Tevfik Fikret’in şiir yaşamındaki üçüncü evreyi “Sis” (1902) şiiriyle başlatabiliriz. Bu dönem şiirlerinde siyasal yan ağır basmıştır. Bu yapıtlarda mutlakıyet yönetiminin zulmüne karşı halkta uyanmaya başlayan özgürlük ve eşitlik düşüncelerinin, baskıya, kısıtlamalara ve dinsel tutuculuğa karşı oluşan tepkinin yansımaları görülür. Ana hatlarıyla daha önce yazdığı doğa şiirlerine benzeyen, ama içerik olarak en zengin şiirlerinden biri olan “Sis”te betimlenen bir doğa parçası değil, İstanbul kentidir. Tevfik Fikret, sevdiği ama siyasal yönetimin bir suç ortağı gibi gördüğü bu kentin, maddi ve manevi bütün beğenmediği yanlarını büyük bir öfke ile sergiler. Bu dönemdeki şiirlerini Riibab-ı Şikeste" nin 1908’den sonraki baskısına almıştır. Bu şiirlerde edebi sanatları bir süs olarak değil, duygusunu daha güçlü anlatabilmesine olanak tanıyan bir araç olarak kullanmıştır. “Ferda” , “Han-ı Yağma” , “Sabah Olursa” , “Tarih-i Kadim” gibi şiirlerinde toplumsal oluşum ve değişimleri içinde duyan bir başkaldırı şairidir. Nurullah Ataç’ın “Türk edebiyatında onun kadar düşünceyle dolu bir şiir daha göstermek olası değildir” diye tanımladığı “Tarih-i Kadim" şiiri Fikret’e karşı bir tepkinin oluşmasına da yol açmıştır. Mehmet Akif (Ersoy) 1912’de yayımladığı "Süleymaniye Kürsüsünde” adlı şiirinde Robert Kolej'de öğretmenlik yapan Tevfik Fikret'i Protestanlar’a satılmışlıkla suçlar. Fikret ise 1914’te yazdığı “Tarih-i Kadim’e Zeyl” adlı şiirinde Mehmet Akif’e yanıt verir. Din anlayışını açıklayarak, insanların putları kendilerinin yaptığını, sonra da onlara taptığını söyler.
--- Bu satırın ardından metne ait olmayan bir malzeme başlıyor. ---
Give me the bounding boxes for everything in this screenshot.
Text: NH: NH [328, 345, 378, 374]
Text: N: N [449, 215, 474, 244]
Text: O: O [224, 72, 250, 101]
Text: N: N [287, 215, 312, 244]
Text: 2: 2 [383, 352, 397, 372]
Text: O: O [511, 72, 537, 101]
Kendisinin ise ne cennete ne de cehenneme inandığını, hak dininin doğa olduğunu belirtir. Özgür düşünceye, inanç özgürlüğüne en koyu ve kör bir tutuculukla saldırıldığı bir dönemde bu görüşleri açıkça söyleyebilmek büyük bir cesaret işiydi.
Tevfik Fikret II. Meşrutiyet’i büyük bir coşkuyla karşılamış, ama umduğu özgürlüğü ve eşitliği bulamayınca düş kırıklığına uğramıştır. 1911’de yayımlanan Rübabın Cevabında düş kırıklığını dile getiren şair İttihat ve Terakki yönetimini suçluyordu. Şiirinin bu son evresinde Tevfik Fikret’te karamsarlık, umut ve başkaldırı bir arada görülebilir.
Halûk’un Defteri (1911) Tevfik Fikret’in en iyimser ve umutlu şiirlerini içerir. Cumhuriyetin ilk kuşaklarını da oldukça etkileyen bu şiirler gençliğe çalışkanlık, yurt sevgisi, sonsuz bir özgürlük anlayışı ve haktan yana olma gibi erdemleri öğütler. 1914’te hastalığı sırasında yazdığı son kitabı Şermin’de Fikret bu kez çocuklara seslenir. Bu yapıtında Farsça ve Arapça tamlamalar yerine yalın bir dil egemendir. Tevfik Fikret’in sanatçı kişiliğinin bir yanı da onun ressamlığıdır. Tablolarının çoğunda yalın bir ayrıntı arayışı vardır. Pastel renklerin ağırlıklı akışı resimlerine dokunaklı bir hava verir.